We'll be bumping to 7.3.3P-something this weekend. I might kick off a few and see what happens

igor · ‎2011-01-10

Hello Eric,

I ran the commands as you suggested against one of the LUNs here, by settings the threshold to 4 and establishing a twice-a-week schedule - at 11PM on Sundays and Wednesdays:

reallocate start -t 4 -p /vol/TEST/test.lun
reallocate schedule -s "0 23 * 3,0" /vol/TEST/test.lun

I had expected the reallocation (optimization) process to commence automatically once the threshold is reached, but it doesn't. I only keep getting system messages in my Autosupport, advising me to run reallocate:

Wed Dec 29 23:00:00 CET [wafl.scan.start:info]: Starting WAFL layout measurement on volume TEST.
Wed Dec 29 23:10:19 CET [wafl.reallocate.check.highAdvise:info]: Allocation check on '/vol/TEST/test.lun' is 4, hotspot 19 (threshold 4), consider running reallocate.

Sun Jan  2 23:00:00 CET [wafl.scan.start:info]: Starting WAFL layout measurement on volume TEST.
Sun Jan  2 23:10:16 CET [wafl.reallocate.check.highAdvise:info]: Allocation check on '/vol/TEST/test.lun' is 5, hotspot 19 (threshold 4), consider running reallocate.

Surely this should've been done automatically by now?

Cheers,

Igor

dnewtontmw · ‎2010-03-30

Any updated documentation or thinking on this topic?

We're running SQL Server 2005 on a NetApp FAS3160 server. We do SQL index rebuilds on the weekends, and I wonder if it's same as Sybase under the covers, with regards to how it behaves at the storage level...

BrendonHiggins · ‎2010-04-06

As part of this SQL lun latency issue http://communities.netapp.com/thread/7456 I will be running the volume reallocate against the lun tomorrow night. If will post back the result of the work at the end of the week. Should be a good test of weather or not it works as described.

Bren

BrendonHiggins · ‎2010-04-08

Long story short, looks like a 20% improvement in LUN latency times for FREE! Full details on other post.

http://communities.netapp.com/thread/7456 I

Bren

radek_kubka · ‎2010-04-08

Hi Bren,

I'm loving your attitude - some people (occasionally) get angry coz their LUNs are fragmented & perform badly, whilst you are looking at the bright side!
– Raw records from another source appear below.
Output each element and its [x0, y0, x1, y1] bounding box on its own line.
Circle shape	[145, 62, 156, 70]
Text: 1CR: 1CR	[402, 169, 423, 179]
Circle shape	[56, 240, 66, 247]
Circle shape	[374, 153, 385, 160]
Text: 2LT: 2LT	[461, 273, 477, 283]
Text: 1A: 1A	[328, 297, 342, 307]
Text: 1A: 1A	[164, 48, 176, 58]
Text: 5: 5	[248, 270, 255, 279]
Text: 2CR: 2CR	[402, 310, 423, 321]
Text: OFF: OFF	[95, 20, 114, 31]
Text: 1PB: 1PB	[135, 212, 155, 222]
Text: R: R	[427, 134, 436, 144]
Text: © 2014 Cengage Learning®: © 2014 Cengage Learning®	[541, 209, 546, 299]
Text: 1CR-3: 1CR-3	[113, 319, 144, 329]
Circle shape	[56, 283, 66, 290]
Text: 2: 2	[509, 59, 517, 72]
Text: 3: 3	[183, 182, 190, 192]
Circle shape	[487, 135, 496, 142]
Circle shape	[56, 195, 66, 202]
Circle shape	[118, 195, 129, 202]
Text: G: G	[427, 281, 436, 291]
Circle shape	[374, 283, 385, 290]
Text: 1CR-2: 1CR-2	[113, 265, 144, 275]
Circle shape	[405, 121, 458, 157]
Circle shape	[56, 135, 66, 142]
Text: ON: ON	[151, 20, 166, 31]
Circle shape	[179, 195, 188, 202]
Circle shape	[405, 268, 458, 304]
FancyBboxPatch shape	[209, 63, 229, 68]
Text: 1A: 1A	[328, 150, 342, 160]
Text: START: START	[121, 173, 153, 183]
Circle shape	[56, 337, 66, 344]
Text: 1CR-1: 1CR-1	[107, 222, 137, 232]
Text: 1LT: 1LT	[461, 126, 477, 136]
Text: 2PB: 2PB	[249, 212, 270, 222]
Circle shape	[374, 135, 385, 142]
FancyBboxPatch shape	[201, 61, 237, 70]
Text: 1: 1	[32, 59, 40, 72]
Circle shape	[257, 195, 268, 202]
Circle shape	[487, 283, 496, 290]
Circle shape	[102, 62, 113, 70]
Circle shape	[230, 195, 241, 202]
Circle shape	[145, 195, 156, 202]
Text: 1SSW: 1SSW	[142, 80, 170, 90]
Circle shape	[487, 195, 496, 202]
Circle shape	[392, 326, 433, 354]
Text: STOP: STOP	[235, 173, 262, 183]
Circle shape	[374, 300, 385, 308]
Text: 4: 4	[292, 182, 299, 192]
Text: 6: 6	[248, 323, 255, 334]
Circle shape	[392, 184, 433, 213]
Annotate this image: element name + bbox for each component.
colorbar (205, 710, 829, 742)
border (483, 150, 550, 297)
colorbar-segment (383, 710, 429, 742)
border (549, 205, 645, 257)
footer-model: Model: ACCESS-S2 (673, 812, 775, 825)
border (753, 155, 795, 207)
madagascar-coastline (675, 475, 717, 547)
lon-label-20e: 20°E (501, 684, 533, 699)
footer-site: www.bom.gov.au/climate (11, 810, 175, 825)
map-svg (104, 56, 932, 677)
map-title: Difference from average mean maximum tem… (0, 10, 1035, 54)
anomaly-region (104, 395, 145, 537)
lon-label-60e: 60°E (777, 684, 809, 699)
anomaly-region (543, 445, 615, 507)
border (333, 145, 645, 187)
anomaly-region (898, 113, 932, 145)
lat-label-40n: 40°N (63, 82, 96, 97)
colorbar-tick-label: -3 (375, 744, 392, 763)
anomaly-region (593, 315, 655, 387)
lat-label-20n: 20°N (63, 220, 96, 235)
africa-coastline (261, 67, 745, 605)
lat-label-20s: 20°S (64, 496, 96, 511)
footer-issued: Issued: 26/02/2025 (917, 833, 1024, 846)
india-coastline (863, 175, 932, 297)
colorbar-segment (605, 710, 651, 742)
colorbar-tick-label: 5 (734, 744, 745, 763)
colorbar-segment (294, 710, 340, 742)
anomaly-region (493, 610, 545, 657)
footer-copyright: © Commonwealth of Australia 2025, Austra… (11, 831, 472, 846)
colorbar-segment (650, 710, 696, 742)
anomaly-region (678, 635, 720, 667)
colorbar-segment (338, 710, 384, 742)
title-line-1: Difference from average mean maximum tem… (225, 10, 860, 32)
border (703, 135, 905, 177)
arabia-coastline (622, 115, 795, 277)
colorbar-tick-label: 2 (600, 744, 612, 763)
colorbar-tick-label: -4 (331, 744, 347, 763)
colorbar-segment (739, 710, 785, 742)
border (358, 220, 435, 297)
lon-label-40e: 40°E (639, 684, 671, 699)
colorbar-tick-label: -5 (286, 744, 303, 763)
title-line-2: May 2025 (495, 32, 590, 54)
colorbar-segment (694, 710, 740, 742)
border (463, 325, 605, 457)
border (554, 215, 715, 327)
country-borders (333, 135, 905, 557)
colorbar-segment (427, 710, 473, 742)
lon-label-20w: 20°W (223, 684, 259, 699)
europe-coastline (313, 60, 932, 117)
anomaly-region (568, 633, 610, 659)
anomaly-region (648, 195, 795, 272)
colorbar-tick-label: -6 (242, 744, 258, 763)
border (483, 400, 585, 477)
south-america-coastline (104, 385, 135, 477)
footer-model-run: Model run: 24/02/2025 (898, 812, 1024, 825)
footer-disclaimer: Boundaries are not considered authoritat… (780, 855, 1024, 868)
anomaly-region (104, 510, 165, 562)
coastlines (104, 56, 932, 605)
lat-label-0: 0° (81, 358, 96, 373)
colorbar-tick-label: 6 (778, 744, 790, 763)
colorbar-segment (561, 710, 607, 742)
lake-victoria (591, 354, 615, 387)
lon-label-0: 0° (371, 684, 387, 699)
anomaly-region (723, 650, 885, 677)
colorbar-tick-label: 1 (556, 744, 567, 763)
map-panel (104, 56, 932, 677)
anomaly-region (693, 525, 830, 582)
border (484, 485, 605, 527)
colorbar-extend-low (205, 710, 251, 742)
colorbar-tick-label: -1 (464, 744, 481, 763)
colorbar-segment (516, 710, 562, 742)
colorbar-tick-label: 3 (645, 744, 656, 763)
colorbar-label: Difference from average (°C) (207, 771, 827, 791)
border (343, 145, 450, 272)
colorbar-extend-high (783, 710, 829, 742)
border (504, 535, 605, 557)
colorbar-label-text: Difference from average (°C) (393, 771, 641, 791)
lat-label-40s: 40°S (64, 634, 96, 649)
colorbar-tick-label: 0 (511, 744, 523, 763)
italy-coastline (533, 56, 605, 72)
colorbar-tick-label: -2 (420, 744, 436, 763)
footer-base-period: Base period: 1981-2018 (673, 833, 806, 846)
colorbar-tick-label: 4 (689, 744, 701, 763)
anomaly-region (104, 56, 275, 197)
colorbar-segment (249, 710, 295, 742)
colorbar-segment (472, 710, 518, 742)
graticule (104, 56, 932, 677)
"20% latency improvement for free" is the best reallocate description I've ever heard

Cheers,

Radek

lwei · ‎2010-04-08

Hi Bren,

Thank you for the posting. I'm glad it helped in your environment.

Regards,

Wei

amiller_1 · ‎2010-04-18

I just wanted to chime in (after a long hiatus) to say that I would REALLY love to see a TR on this. I'm currently working through reallocate questions for multiple customers with multiple scenarios (straight-up reallocate, reallocate after adding 1-2 disks to an aggr (disks were waiting until the 7.3 upgrade allowed a bit larger aggrs), dedup and reallocate, reallocate and VMware, etc.).

erick_moore · ‎2010-06-07

1-2 disk add on an aggregate will require a reallocate on every volume in that aggregate. NetApp PS recommends never adding less than 4 disk at a time to an aggregate, but depending on the rate of change even that could be too low for some workloads. Also dedup blocks will not ever get reallocated.

jasonczerak · ‎2010-06-07

We took 2 64disk aggr's and added an entire RG of 16 disks to each. 6TB per aggr took nearly a week to reallocated, manually one volume at a time as to not impact anything else. on a 6080.

It's a good idea, it's just badly implamneted. like scrubbing, wouldn't it make sense to use idle-ish IO to keep data optimized?